India Readies Initial Public Offering of CSL

By Finance

The Indian government is ready to issue 33.9 mill shares of the state-run shipbuilder CSL - Cochin Shipyard Ltd.

One third of the shares issued in the IPO are owned by the government. The net earnings are expected to be used to finance the construction of LNG (liquefied natural gas) carriers supplied by Gail India (GAIL) gas utility.

Cochin Shipyard

Indian daily Business Standard reports that the government foremost plans to carry out capital restructuring in order to raise the authorized capital to Rs 250 crore (a crore is equal to ten million), thus enabling an injection of Rs 120 crore.

CSL would issue around 22.6 million new shares, each of Rs 10, to double the Indian government’s amount.

Gail India plans to build three of the planned nine LNG carriers intended for transportation of liquefied natural gas from USA to India.

Cochin Shipyard Ltd. showed interest in building the vessels in August last year. However, like the majority of local shipbuilders, Cochin lack the necessary experience and know-how in building the sophisticated ships, and is likely to outsource for the purpose.

Potential bidder is expected to be L&T Shipbuilding Ltd, a Larsen and Toubro Ltd unit (L&T Ltd) which is said to be in talks to team up on the project with the South Korean Hyundai Heavy Industries (HHI), writes LiveMint (Indian financial daily).

According to a shipping ministry official “L&T has signed a non-disclosure agreement with Hyundai Heavy Industries for a potential collaboration on constructing the LNG carriers”. Cochin Shipyard is also expected to launch talks on cooperation with two South Korean yards shortly.
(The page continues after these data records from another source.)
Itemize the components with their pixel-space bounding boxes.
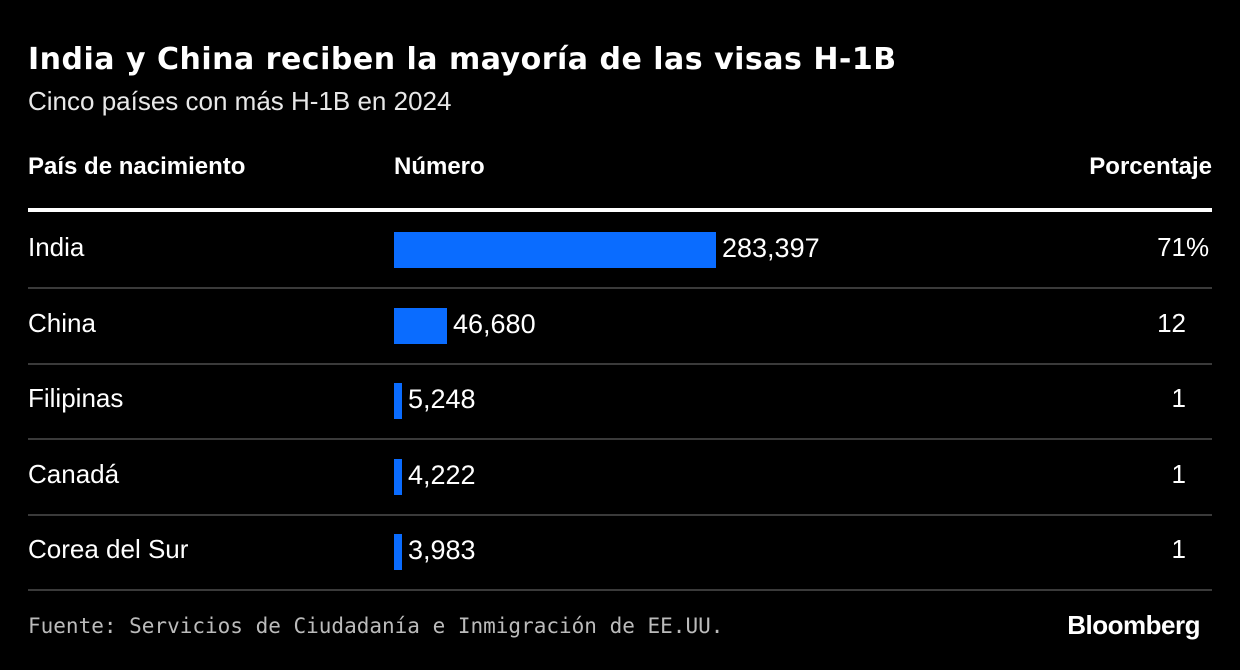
value-label: 4,222 xyxy=(408,459,476,490)
percent-suffix: % xyxy=(1186,232,1210,262)
chart-title: India y China reciben la mayoría de las … xyxy=(28,42,897,77)
bar xyxy=(394,383,402,419)
country-label: China xyxy=(28,307,96,338)
bar xyxy=(394,534,402,570)
table-row: Corea del Sur 3,983 1 xyxy=(28,514,1212,591)
percent-value: 1 xyxy=(1171,458,1186,489)
value-label: 5,248 xyxy=(408,384,476,414)
bar xyxy=(394,232,716,268)
table-row: China 46,680 12 xyxy=(28,288,1212,365)
percent-label: 1 xyxy=(1172,459,1212,490)
percent-value: 1 xyxy=(1171,534,1186,564)
table-row: Filipinas 5,248 1 xyxy=(28,363,1212,440)
value-label: 3,983 xyxy=(408,535,476,565)
percent-label: 1 xyxy=(1172,534,1212,565)
header-country: País de nacimiento xyxy=(28,153,246,180)
percent-label: 71% xyxy=(1157,232,1212,263)
bar xyxy=(394,458,402,495)
table-row: India 283,397 71% xyxy=(28,212,1212,289)
country-label: Canadá xyxy=(28,458,120,489)
bloomberg-logo: Bloomberg xyxy=(1067,610,1200,640)
header-percent: Porcentaje xyxy=(1089,153,1212,180)
chart-subtitle: Cinco países con más H-1B en 2024 xyxy=(28,86,452,116)
percent-value: 12 xyxy=(1157,307,1186,338)
percent-value: 1 xyxy=(1171,383,1186,413)
percent-value: 71 xyxy=(1157,232,1186,262)
country-label: Corea del Sur xyxy=(28,534,189,564)
percent-label: 12 xyxy=(1157,308,1212,339)
percent-label: 1 xyxy=(1172,383,1212,414)
table-row: Canadá 4,222 1 xyxy=(28,439,1212,516)
bar xyxy=(394,307,447,344)
country-label: Filipinas xyxy=(28,383,124,413)
country-label: India xyxy=(28,232,85,262)
value-label: 46,680 xyxy=(453,308,536,339)
header-number: Número xyxy=(394,153,485,180)
header-divider xyxy=(28,208,1212,212)
value-label: 283,397 xyxy=(722,233,820,263)
source-note: Fuente: Servicios de Ciudadanía e Inmigr… xyxy=(28,614,724,638)
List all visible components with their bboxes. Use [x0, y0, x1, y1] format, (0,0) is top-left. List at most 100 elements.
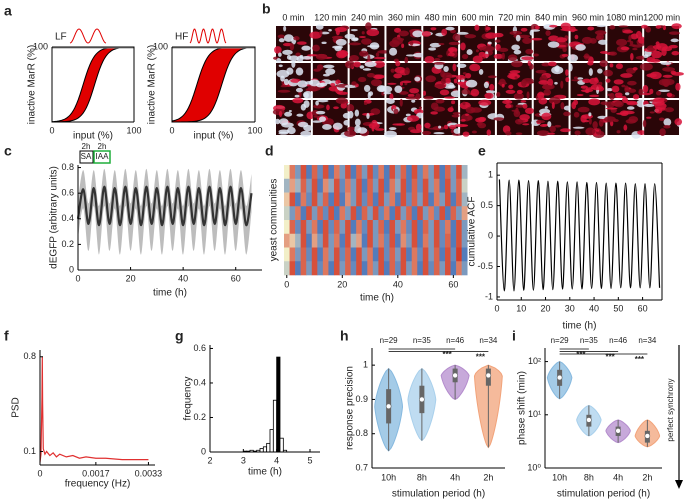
cell-cluster	[469, 63, 481, 72]
cell-cluster	[279, 118, 289, 126]
cell-cluster	[522, 103, 528, 109]
cell-cluster	[581, 36, 593, 44]
heat-cell	[284, 178, 290, 193]
y-tick-label: 0.8	[23, 351, 36, 361]
x-axis-label: input (%)	[193, 131, 233, 142]
cell-cluster	[628, 34, 632, 42]
cell-cluster	[498, 47, 509, 52]
heat-cell	[372, 178, 379, 193]
heat-cell	[300, 206, 307, 221]
heat-cell	[328, 165, 335, 180]
cell-cluster	[394, 66, 406, 74]
panel-letter: a	[4, 3, 12, 19]
cell-cluster	[505, 103, 512, 109]
histogram-bar	[279, 437, 284, 453]
micrograph	[604, 97, 647, 139]
cell-cluster	[569, 26, 576, 33]
cell-cluster	[563, 111, 571, 117]
cell-cluster	[664, 107, 674, 113]
heat-cell	[411, 178, 418, 193]
histogram-bar	[269, 429, 274, 453]
cell-cluster	[609, 25, 616, 30]
heat-cell	[378, 233, 385, 248]
heat-cell	[406, 206, 413, 221]
cell-cluster	[383, 91, 392, 95]
heat-cell	[295, 261, 301, 276]
cell-cluster	[296, 41, 307, 45]
cell-cluster	[588, 112, 592, 117]
y-tick-label: 10⁰	[527, 462, 541, 472]
cell-cluster	[276, 69, 290, 78]
x-tick-label: 8h	[417, 472, 427, 482]
cell-cluster	[367, 54, 371, 63]
heat-cell	[428, 233, 435, 248]
cell-cluster	[441, 28, 448, 36]
heat-cell	[383, 165, 390, 180]
cell-cluster	[659, 128, 666, 136]
cell-cluster	[531, 37, 543, 41]
cell-cluster	[296, 113, 304, 117]
x-tick-label: 10h	[381, 472, 396, 482]
cell-cluster	[605, 78, 611, 83]
heat-cell	[439, 192, 446, 207]
heat-cell	[456, 233, 462, 248]
x-tick-label: 60	[638, 303, 648, 313]
heat-cell	[428, 206, 435, 221]
heat-cell	[417, 220, 424, 235]
x-tick-label: 20	[541, 303, 551, 313]
panel-letter: e	[478, 143, 486, 159]
heat-cell	[356, 178, 363, 193]
cell-cluster	[554, 124, 562, 128]
heat-cell	[367, 192, 374, 207]
cell-cluster	[485, 90, 496, 94]
panel-letter: i	[512, 328, 516, 344]
cell-cluster	[278, 38, 285, 43]
y-tick-label: 0.9	[355, 394, 368, 404]
x-tick-label: 0	[75, 273, 80, 283]
heat-cell	[417, 233, 424, 248]
cell-cluster	[366, 28, 380, 37]
heat-cell	[433, 220, 440, 235]
cell-cluster	[538, 80, 549, 85]
cell-cluster	[359, 35, 366, 39]
heat-cell	[289, 165, 296, 180]
cell-cluster	[493, 53, 504, 59]
micrograph	[384, 98, 424, 138]
cell-cluster	[361, 38, 372, 45]
cell-cluster	[623, 124, 628, 131]
heat-cell	[450, 206, 457, 221]
heat-cell	[422, 206, 429, 221]
cell-cluster	[354, 125, 362, 134]
cell-cluster	[516, 89, 523, 95]
heat-cell	[317, 220, 324, 235]
cell-cluster	[452, 112, 462, 115]
heat-cell	[450, 233, 457, 248]
cell-cluster	[577, 106, 590, 113]
heat-cell	[411, 206, 418, 221]
cell-cluster	[335, 97, 348, 104]
cell-cluster	[323, 64, 335, 69]
heat-cell	[400, 247, 407, 262]
y-tick-label: 0.7	[355, 462, 368, 472]
cell-cluster	[604, 116, 616, 123]
heat-cell	[295, 206, 301, 221]
mean-line	[76, 185, 253, 227]
cell-cluster	[456, 63, 467, 69]
cell-cluster	[433, 131, 445, 135]
cell-cluster	[542, 74, 547, 78]
heat-cell	[311, 247, 318, 262]
cell-cluster	[589, 38, 597, 44]
x-tick-label: 0	[284, 279, 289, 289]
cell-cluster	[315, 53, 328, 60]
heat-cell	[456, 178, 462, 193]
cell-cluster	[433, 106, 446, 112]
cell-cluster	[650, 58, 661, 63]
micrograph	[273, 25, 313, 64]
heat-cell	[328, 247, 335, 262]
heat-cell	[406, 192, 413, 207]
heat-cell	[361, 192, 368, 207]
heat-cell	[284, 220, 290, 235]
cell-cluster	[629, 40, 634, 45]
cell-cluster	[322, 124, 332, 130]
cell-cluster	[560, 102, 565, 110]
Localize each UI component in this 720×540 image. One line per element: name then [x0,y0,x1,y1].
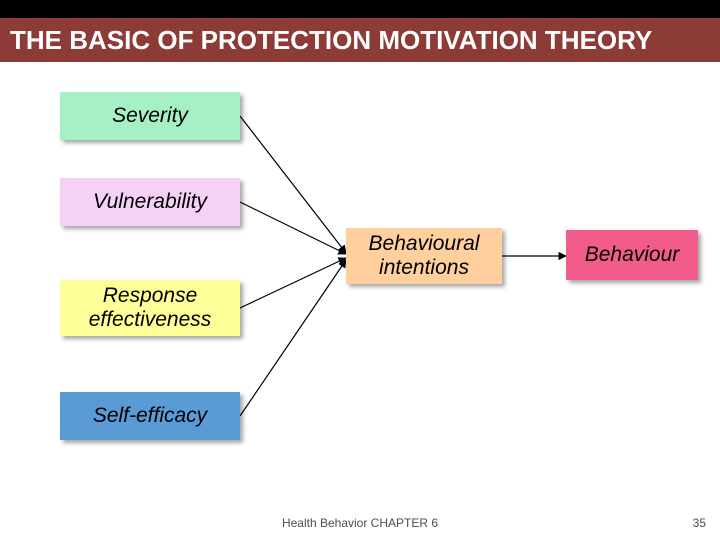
title-bar: THE BASIC OF PROTECTION MOTIVATION THEOR… [0,18,720,62]
top-strip [0,0,720,18]
slide: THE BASIC OF PROTECTION MOTIVATION THEOR… [0,0,720,540]
box-response-label: Response effectiveness [66,284,234,332]
box-behaviour: Behaviour [566,230,698,280]
connector-line [240,202,346,254]
connector-line [240,258,346,308]
connector-line [240,260,346,416]
footer-page: 35 [693,516,706,530]
box-severity-label: Severity [112,104,188,128]
box-response: Response effectiveness [60,280,240,336]
box-selfefficacy-label: Self-efficacy [93,404,207,428]
box-intentions: Behavioural intentions [346,228,502,284]
title-text: THE BASIC OF PROTECTION MOTIVATION THEOR… [10,25,652,56]
footer-center: Health Behavior CHAPTER 6 [282,516,438,530]
box-intentions-label: Behavioural intentions [352,232,496,280]
box-selfefficacy: Self-efficacy [60,392,240,440]
box-severity: Severity [60,92,240,140]
connector-line [240,116,346,253]
box-behaviour-label: Behaviour [585,243,680,267]
box-vulnerability-label: Vulnerability [93,190,207,214]
box-vulnerability: Vulnerability [60,178,240,226]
So far, the tender has had a number of bumps. The company had to postpone its closing date for the third time as international bidders were under an obligation to share their technology with local builders according to the prerequisite which turned them away.

In order for Gail India to be able to begin import activities in 2017, the tender (already lagging behind), should be finalized by May.